Allocative Efficiency Vs Productive Efficiency
Allocative Efficiency Vs Productive Efficiency
Productive efficiency
Productive efficiency occurs when a firm is combining resources in such a way as to
produce a given output at the lowest possible average total cost. So, nothing is going to
waste. Costs will be minimized at the lowest point on a firm's short run average total
cost curve.
This also means that ATC = MC, because MC always cuts ATC at the lowest point on
the ATC curve. ATC = MC = Price
Allocative efficiency
Is a state of the economy in which production represents consumer preferences; in
particular, every good or service is produced up to the point where the last unit provides
a marginal benefit to consumers equal to the marginal cost of producing. Markets are
working in most efficient manner and there are no externalities – no over or under
production of goods and services. It is more concerned with the distribution and
allocation of resources in society.
The condition for allocative efficiency for a firm is to produce an output where marginal
cost, MC, just equals price, P. MC = P
Monopolies are often said to be allocatively inefficient because they are able to set the
price higher than marginal cost. See: Monopoly
There would be no point in being productively efficient if all resources are diverted to
making guns. We could be producing on a production possibility frontier but, if it is all
guns, society would not have enough food or health care.

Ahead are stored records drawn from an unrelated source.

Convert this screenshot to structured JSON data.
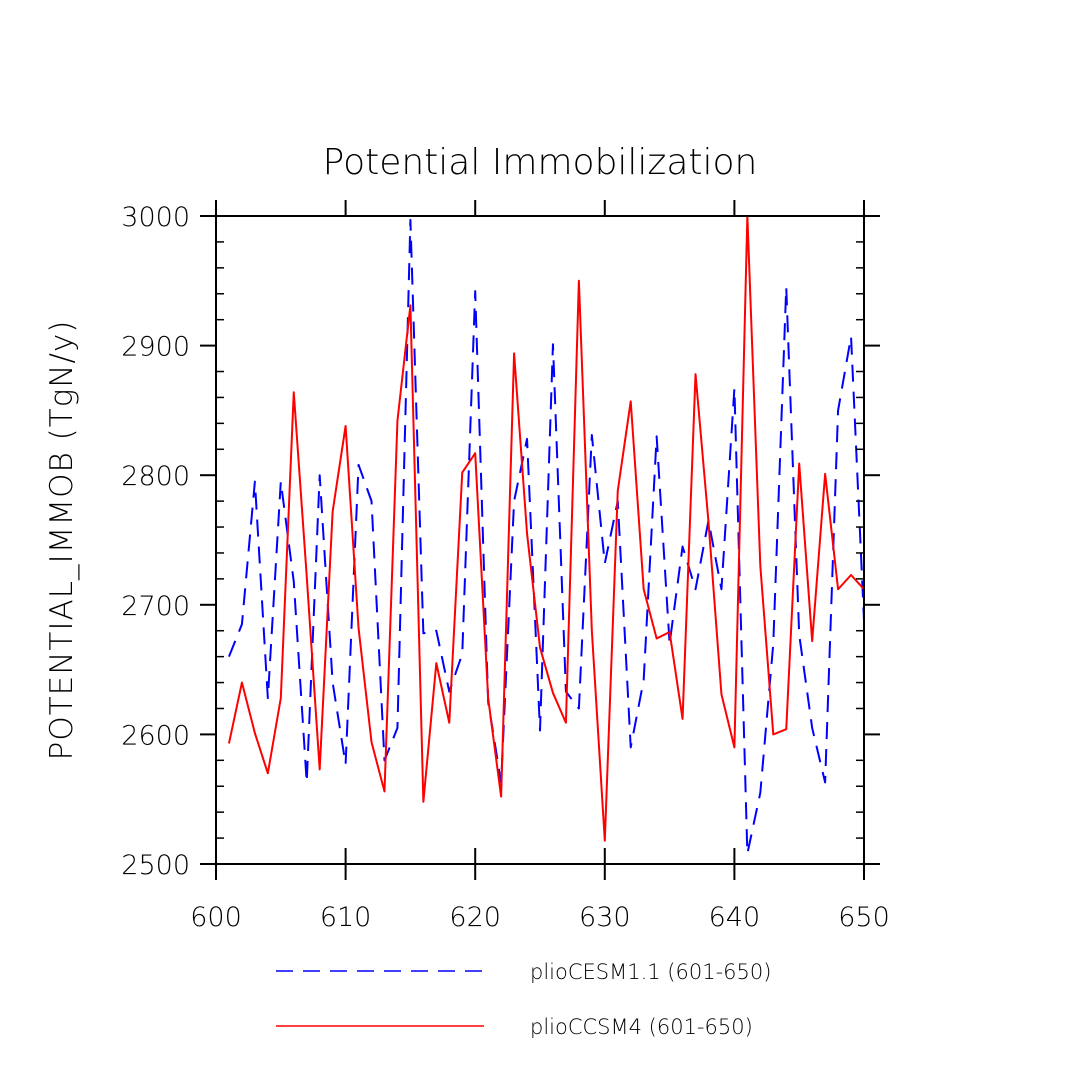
{
  "chart_data": {
    "type": "line",
    "title": "Potential Immobilization",
    "xlabel": "",
    "ylabel": "POTENTIAL_IMMOB   (TgN/y)",
    "xlim": [
      600,
      650
    ],
    "ylim": [
      2500,
      3000
    ],
    "x_ticks": [
      600,
      610,
      620,
      630,
      640,
      650
    ],
    "y_ticks": [
      2500,
      2600,
      2700,
      2800,
      2900,
      3000
    ],
    "x_tick_labels": [
      "600",
      "610",
      "620",
      "630",
      "640",
      "650"
    ],
    "y_tick_labels": [
      "2500",
      "2600",
      "2700",
      "2800",
      "2900",
      "3000"
    ],
    "grid": false,
    "legend": "bottom",
    "x": [
      601,
      602,
      603,
      604,
      605,
      606,
      607,
      608,
      609,
      610,
      611,
      612,
      613,
      614,
      615,
      616,
      617,
      618,
      619,
      620,
      621,
      622,
      623,
      624,
      625,
      626,
      627,
      628,
      629,
      630,
      631,
      632,
      633,
      634,
      635,
      636,
      637,
      638,
      639,
      640,
      641,
      642,
      643,
      644,
      645,
      646,
      647,
      648,
      649,
      650
    ],
    "series": [
      {
        "name": "plioCESM1.1 (601-650)",
        "color": "#0000ff",
        "dash": "dashed",
        "values": [
          2660,
          2685,
          2795,
          2628,
          2795,
          2718,
          2563,
          2800,
          2640,
          2577,
          2808,
          2780,
          2580,
          2605,
          2997,
          2678,
          2680,
          2633,
          2662,
          2942,
          2625,
          2563,
          2780,
          2828,
          2603,
          2901,
          2633,
          2620,
          2831,
          2732,
          2780,
          2590,
          2642,
          2830,
          2670,
          2745,
          2712,
          2765,
          2712,
          2867,
          2508,
          2555,
          2670,
          2945,
          2677,
          2605,
          2563,
          2850,
          2907,
          2688
        ]
      },
      {
        "name": "plioCCSM4 (601-650)",
        "color": "#ff0000",
        "dash": "solid",
        "values": [
          2593,
          2640,
          2601,
          2570,
          2628,
          2864,
          2722,
          2573,
          2772,
          2838,
          2682,
          2594,
          2556,
          2842,
          2931,
          2548,
          2655,
          2609,
          2802,
          2817,
          2628,
          2552,
          2894,
          2755,
          2667,
          2632,
          2609,
          2950,
          2680,
          2518,
          2788,
          2857,
          2712,
          2674,
          2679,
          2612,
          2878,
          2764,
          2631,
          2590,
          3000,
          2730,
          2600,
          2604,
          2809,
          2672,
          2801,
          2712,
          2723,
          2712
        ]
      }
    ]
  }
}
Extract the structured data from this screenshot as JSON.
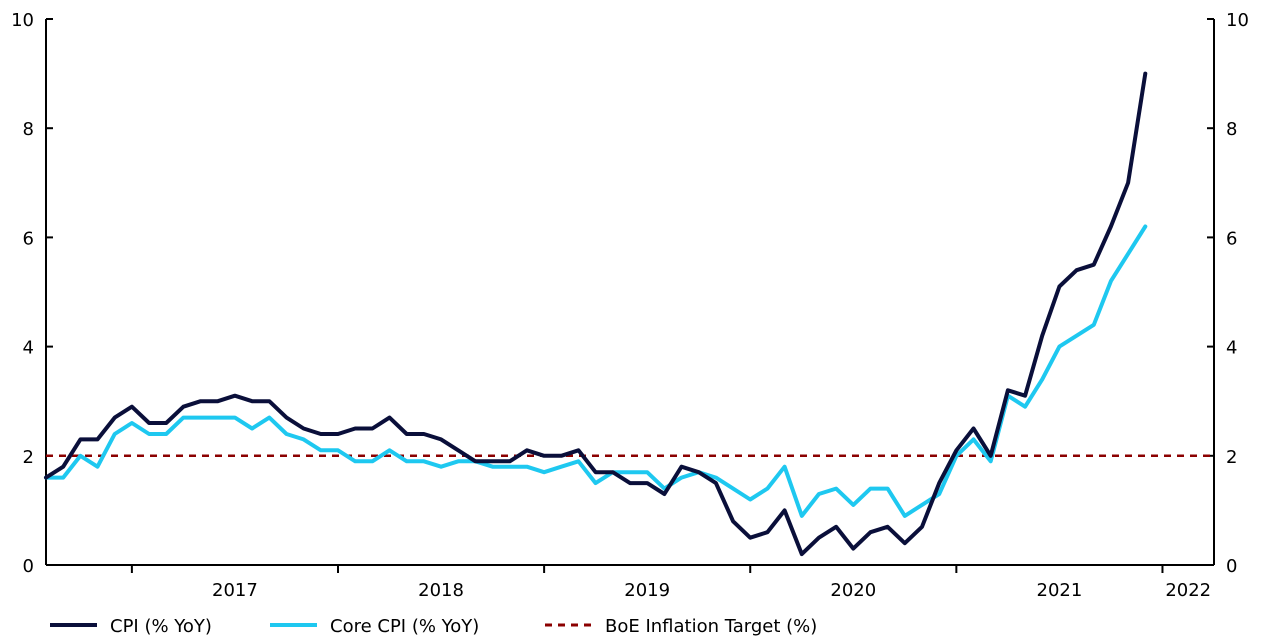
{
  "chart_data": {
    "type": "line",
    "title": "",
    "xlabel": "",
    "ylabel": "",
    "ylim": [
      0,
      10
    ],
    "y_ticks": [
      "0",
      "2",
      "4",
      "6",
      "8",
      "10"
    ],
    "x_tick_labels": [
      "2017",
      "2018",
      "2019",
      "2020",
      "2021",
      "2022"
    ],
    "x_start": "2016-08",
    "x_end": "2022-04",
    "legend_position": "bottom",
    "colors": {
      "cpi": "#0a0f3a",
      "core": "#1ec8f0",
      "target": "#8b0000"
    },
    "series": [
      {
        "name": "CPI (% YoY)",
        "values": [
          1.6,
          1.8,
          2.3,
          2.3,
          2.7,
          2.9,
          2.6,
          2.6,
          2.9,
          3.0,
          3.0,
          3.1,
          3.0,
          3.0,
          2.7,
          2.5,
          2.4,
          2.4,
          2.5,
          2.5,
          2.7,
          2.4,
          2.4,
          2.3,
          2.1,
          1.9,
          1.9,
          1.9,
          2.1,
          2.0,
          2.0,
          2.1,
          1.7,
          1.7,
          1.5,
          1.5,
          1.3,
          1.8,
          1.7,
          1.5,
          0.8,
          0.5,
          0.6,
          1.0,
          0.2,
          0.5,
          0.7,
          0.3,
          0.6,
          0.7,
          0.4,
          0.7,
          1.5,
          2.1,
          2.5,
          2.0,
          3.2,
          3.1,
          4.2,
          5.1,
          5.4,
          5.5,
          6.2,
          7.0,
          9.0
        ]
      },
      {
        "name": "Core CPI (% YoY)",
        "values": [
          1.6,
          1.6,
          2.0,
          1.8,
          2.4,
          2.6,
          2.4,
          2.4,
          2.7,
          2.7,
          2.7,
          2.7,
          2.5,
          2.7,
          2.4,
          2.3,
          2.1,
          2.1,
          1.9,
          1.9,
          2.1,
          1.9,
          1.9,
          1.8,
          1.9,
          1.9,
          1.8,
          1.8,
          1.8,
          1.7,
          1.8,
          1.9,
          1.5,
          1.7,
          1.7,
          1.7,
          1.4,
          1.6,
          1.7,
          1.6,
          1.4,
          1.2,
          1.4,
          1.8,
          0.9,
          1.3,
          1.4,
          1.1,
          1.4,
          1.4,
          0.9,
          1.1,
          1.3,
          2.0,
          2.3,
          1.9,
          3.1,
          2.9,
          3.4,
          4.0,
          4.2,
          4.4,
          5.2,
          5.7,
          6.2
        ]
      },
      {
        "name": "BoE Inflation Target (%)",
        "values": [
          2
        ]
      }
    ]
  }
}
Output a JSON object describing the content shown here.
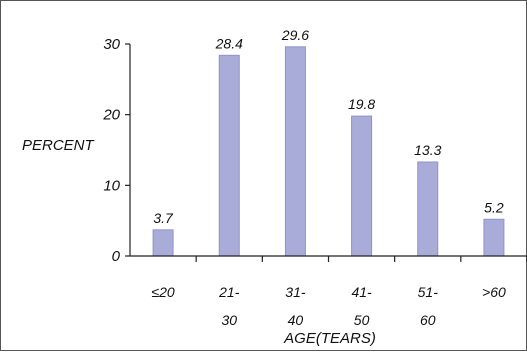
{
  "colors": {
    "bar": "#a9acd9",
    "bar_edge": "#8f93c6",
    "axis": "#222222",
    "frame": "#555555"
  },
  "chart_data": {
    "type": "bar",
    "title": "",
    "xlabel": "AGE(TEARS)",
    "ylabel": "PERCENT",
    "ylim": [
      0,
      30
    ],
    "yticks": [
      0,
      10,
      20,
      30
    ],
    "grid": false,
    "categories": [
      [
        "≤20"
      ],
      [
        "21-",
        "30"
      ],
      [
        "31-",
        "40"
      ],
      [
        "41-",
        "50"
      ],
      [
        "51-",
        "60"
      ],
      [
        ">60"
      ]
    ],
    "values": [
      3.7,
      28.4,
      29.6,
      19.8,
      13.3,
      5.2
    ],
    "data_labels": [
      "3.7",
      "28.4",
      "29.6",
      "19.8",
      "13.3",
      "5.2"
    ]
  }
}
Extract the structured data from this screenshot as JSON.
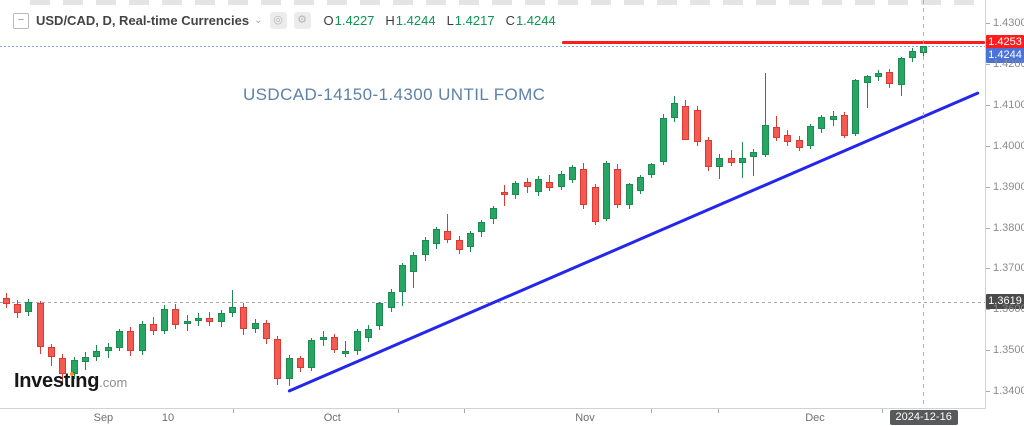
{
  "header": {
    "symbol": "USD/CAD, D, Real-time Currencies",
    "ohlc": [
      {
        "label": "O",
        "value": "1.4227"
      },
      {
        "label": "H",
        "value": "1.4244"
      },
      {
        "label": "L",
        "value": "1.4217"
      },
      {
        "label": "C",
        "value": "1.4244"
      }
    ]
  },
  "icons": {
    "collapse": "−",
    "dropdown_caret": "⌄",
    "snapshot": "◎",
    "settings": "⚙"
  },
  "annotation": {
    "text": "USDCAD-14150-1.4300 UNTIL FOMC",
    "color": "#5d81a8"
  },
  "logo": {
    "part1": "Invest",
    "part2": "i",
    "part3": "ng",
    "suffix": ".com"
  },
  "price_axis": {
    "labels": [
      "1.4300",
      "1.4200",
      "1.4100",
      "1.4000",
      "1.3900",
      "1.3800",
      "1.3700",
      "1.3600",
      "1.3500",
      "1.3400"
    ],
    "badges": {
      "resistance": {
        "text": "1.4253",
        "color": "#fe1d1d"
      },
      "last": {
        "text": "1.4244",
        "color": "#4a72d9"
      },
      "reference": {
        "text": "1.3619",
        "color": "#4a4a4a"
      }
    }
  },
  "time_axis": {
    "labels": [
      {
        "text": "Sep",
        "i": 8.6
      },
      {
        "text": "10",
        "i": 14.3
      },
      {
        "text": "Oct",
        "i": 28.8
      },
      {
        "text": "Nov",
        "i": 51.1
      },
      {
        "text": "Dec",
        "i": 71.4
      }
    ],
    "minor_ticks_i": [
      20.0,
      34.6,
      40.4,
      56.9,
      62.8,
      77.3
    ],
    "date_badge": "2024-12-16"
  },
  "chart_data": {
    "type": "candlestick",
    "symbol": "USD/CAD",
    "timeframe": "D",
    "title_annotation": "USDCAD-14150-1.4300 UNTIL FOMC",
    "y_axis_ticks": [
      1.43,
      1.42,
      1.41,
      1.4,
      1.39,
      1.38,
      1.37,
      1.36,
      1.35,
      1.34
    ],
    "x_axis_labels": [
      "Sep",
      "10",
      "Oct",
      "Nov",
      "Dec"
    ],
    "last_date": "2024-12-16",
    "levels": {
      "resistance": 1.4253,
      "last_price": 1.4244,
      "reference": 1.3619
    },
    "red_line_start_i": 49.1,
    "crosshair_i": 81,
    "trendline": {
      "i1": 24.9,
      "p1": 1.3398,
      "i2": 85.9,
      "p2": 1.4129
    },
    "candles": [
      [
        1.3628,
        1.364,
        1.3602,
        1.3612
      ],
      [
        1.3612,
        1.3622,
        1.3578,
        1.3592
      ],
      [
        1.3592,
        1.3626,
        1.3584,
        1.3618
      ],
      [
        1.3616,
        1.3621,
        1.349,
        1.3507
      ],
      [
        1.3507,
        1.3516,
        1.3462,
        1.3482
      ],
      [
        1.3482,
        1.349,
        1.3419,
        1.3442
      ],
      [
        1.3442,
        1.3484,
        1.343,
        1.3475
      ],
      [
        1.347,
        1.3496,
        1.3451,
        1.3483
      ],
      [
        1.3483,
        1.3512,
        1.3474,
        1.3499
      ],
      [
        1.3499,
        1.3517,
        1.3481,
        1.3509
      ],
      [
        1.3505,
        1.3553,
        1.3497,
        1.3548
      ],
      [
        1.3548,
        1.3556,
        1.3486,
        1.3497
      ],
      [
        1.3497,
        1.3571,
        1.3489,
        1.3563
      ],
      [
        1.3563,
        1.3582,
        1.3536,
        1.3546
      ],
      [
        1.3546,
        1.3611,
        1.3539,
        1.3602
      ],
      [
        1.3602,
        1.3613,
        1.3553,
        1.3563
      ],
      [
        1.3563,
        1.3586,
        1.3547,
        1.3571
      ],
      [
        1.3571,
        1.3591,
        1.3559,
        1.3579
      ],
      [
        1.3579,
        1.3593,
        1.3558,
        1.3568
      ],
      [
        1.3568,
        1.3599,
        1.3557,
        1.359
      ],
      [
        1.359,
        1.3648,
        1.3581,
        1.3606
      ],
      [
        1.3606,
        1.3616,
        1.3538,
        1.3552
      ],
      [
        1.3552,
        1.3576,
        1.3541,
        1.3566
      ],
      [
        1.3566,
        1.3573,
        1.3516,
        1.3528
      ],
      [
        1.3528,
        1.3536,
        1.3416,
        1.343
      ],
      [
        1.343,
        1.3489,
        1.3413,
        1.3481
      ],
      [
        1.3481,
        1.3487,
        1.3446,
        1.3456
      ],
      [
        1.3456,
        1.3531,
        1.3449,
        1.3526
      ],
      [
        1.3526,
        1.3546,
        1.3511,
        1.3533
      ],
      [
        1.3533,
        1.3539,
        1.3493,
        1.35
      ],
      [
        1.349,
        1.3523,
        1.3483,
        1.3499
      ],
      [
        1.3499,
        1.3551,
        1.3487,
        1.3547
      ],
      [
        1.353,
        1.3561,
        1.3521,
        1.3553
      ],
      [
        1.3558,
        1.3619,
        1.3549,
        1.3615
      ],
      [
        1.3603,
        1.3649,
        1.3594,
        1.3643
      ],
      [
        1.3643,
        1.3713,
        1.3608,
        1.3709
      ],
      [
        1.3692,
        1.3739,
        1.3653,
        1.3733
      ],
      [
        1.3733,
        1.3776,
        1.3718,
        1.377
      ],
      [
        1.376,
        1.3801,
        1.3747,
        1.3796
      ],
      [
        1.3792,
        1.3834,
        1.3763,
        1.377
      ],
      [
        1.377,
        1.3779,
        1.3736,
        1.3745
      ],
      [
        1.3752,
        1.3791,
        1.3739,
        1.3786
      ],
      [
        1.3789,
        1.3819,
        1.3777,
        1.3813
      ],
      [
        1.3821,
        1.3853,
        1.3809,
        1.3848
      ],
      [
        1.3888,
        1.3905,
        1.3852,
        1.388
      ],
      [
        1.388,
        1.3914,
        1.3869,
        1.3908
      ],
      [
        1.3912,
        1.3922,
        1.3884,
        1.3898
      ],
      [
        1.3886,
        1.3926,
        1.3877,
        1.3919
      ],
      [
        1.3912,
        1.3928,
        1.3888,
        1.3896
      ],
      [
        1.3899,
        1.3938,
        1.3891,
        1.3932
      ],
      [
        1.3916,
        1.3953,
        1.3908,
        1.3948
      ],
      [
        1.3943,
        1.3958,
        1.3846,
        1.3854
      ],
      [
        1.3898,
        1.3906,
        1.3806,
        1.3813
      ],
      [
        1.3821,
        1.3963,
        1.3815,
        1.3959
      ],
      [
        1.3943,
        1.3955,
        1.3848,
        1.3854
      ],
      [
        1.3854,
        1.3908,
        1.3846,
        1.3906
      ],
      [
        1.389,
        1.3928,
        1.3882,
        1.3924
      ],
      [
        1.3929,
        1.3958,
        1.392,
        1.3955
      ],
      [
        1.3959,
        1.4078,
        1.3952,
        1.4068
      ],
      [
        1.4068,
        1.4122,
        1.4058,
        1.4105
      ],
      [
        1.4097,
        1.4112,
        1.4072,
        1.4015
      ],
      [
        1.4088,
        1.4098,
        1.3998,
        1.4008
      ],
      [
        1.4013,
        1.4022,
        1.3938,
        1.3947
      ],
      [
        1.3947,
        1.398,
        1.3918,
        1.3971
      ],
      [
        1.3971,
        1.399,
        1.395,
        1.3958
      ],
      [
        1.3958,
        1.4008,
        1.3921,
        1.397
      ],
      [
        1.3971,
        1.3992,
        1.3927,
        1.3985
      ],
      [
        1.3978,
        1.4178,
        1.3972,
        1.4051
      ],
      [
        1.4046,
        1.4072,
        1.4012,
        1.4018
      ],
      [
        1.4026,
        1.4038,
        1.4,
        1.4008
      ],
      [
        1.4013,
        1.4025,
        1.3988,
        1.3995
      ],
      [
        1.4,
        1.4052,
        1.3992,
        1.4048
      ],
      [
        1.404,
        1.4075,
        1.4032,
        1.407
      ],
      [
        1.4062,
        1.4085,
        1.4048,
        1.4073
      ],
      [
        1.4075,
        1.4082,
        1.4018,
        1.4024
      ],
      [
        1.4029,
        1.4163,
        1.4023,
        1.416
      ],
      [
        1.4154,
        1.4174,
        1.4093,
        1.417
      ],
      [
        1.4168,
        1.4185,
        1.4158,
        1.4178
      ],
      [
        1.418,
        1.4188,
        1.4142,
        1.4152
      ],
      [
        1.4148,
        1.4218,
        1.4122,
        1.4214
      ],
      [
        1.4215,
        1.424,
        1.4205,
        1.4232
      ],
      [
        1.4227,
        1.4244,
        1.4217,
        1.4244
      ]
    ]
  }
}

An anecdote from the Soviet Union under Communist days tells how factories were
given targets to produce certain quantities of goods. They often did this with great
vigour and were productively efficient, but, often they were producing goods which
weren’t needed by society. There is a story that one factory made left-hand boots that
nobody wanted, so at the end of the day they would efficiently burn them and the next
day start again! They were productively efficient but not allocatively efficient.
However, productive efficiency is still important. If goods are produced at a lower cost it
enables society to have a better trade-off and enable the scope for people to consume
more goods and services.
Most economic issues arise because of scarce resources. Hence, it is critical to use,
produce and distribute those resources in an efficient manner. There are a number of
different types of economic efficiency. The five most relevant ones are: allocative,
productive, dynamic, social and X-efficiency. Allocative efficiency occurs when goods and
services are distributed according to consumer preferences. Productive efficiency is a
situation where the optimal combination of inputs results in the maximum amount of
output. Dynamic efficiency occurs over time, as innovation reduces production
costs. Social Efficiency happens when goods and services are optimally distributed, also
taking externalities into account. And last but not least, X-efficiency occurs when a firm
has an incentive to produce maximum output with a given amount of input.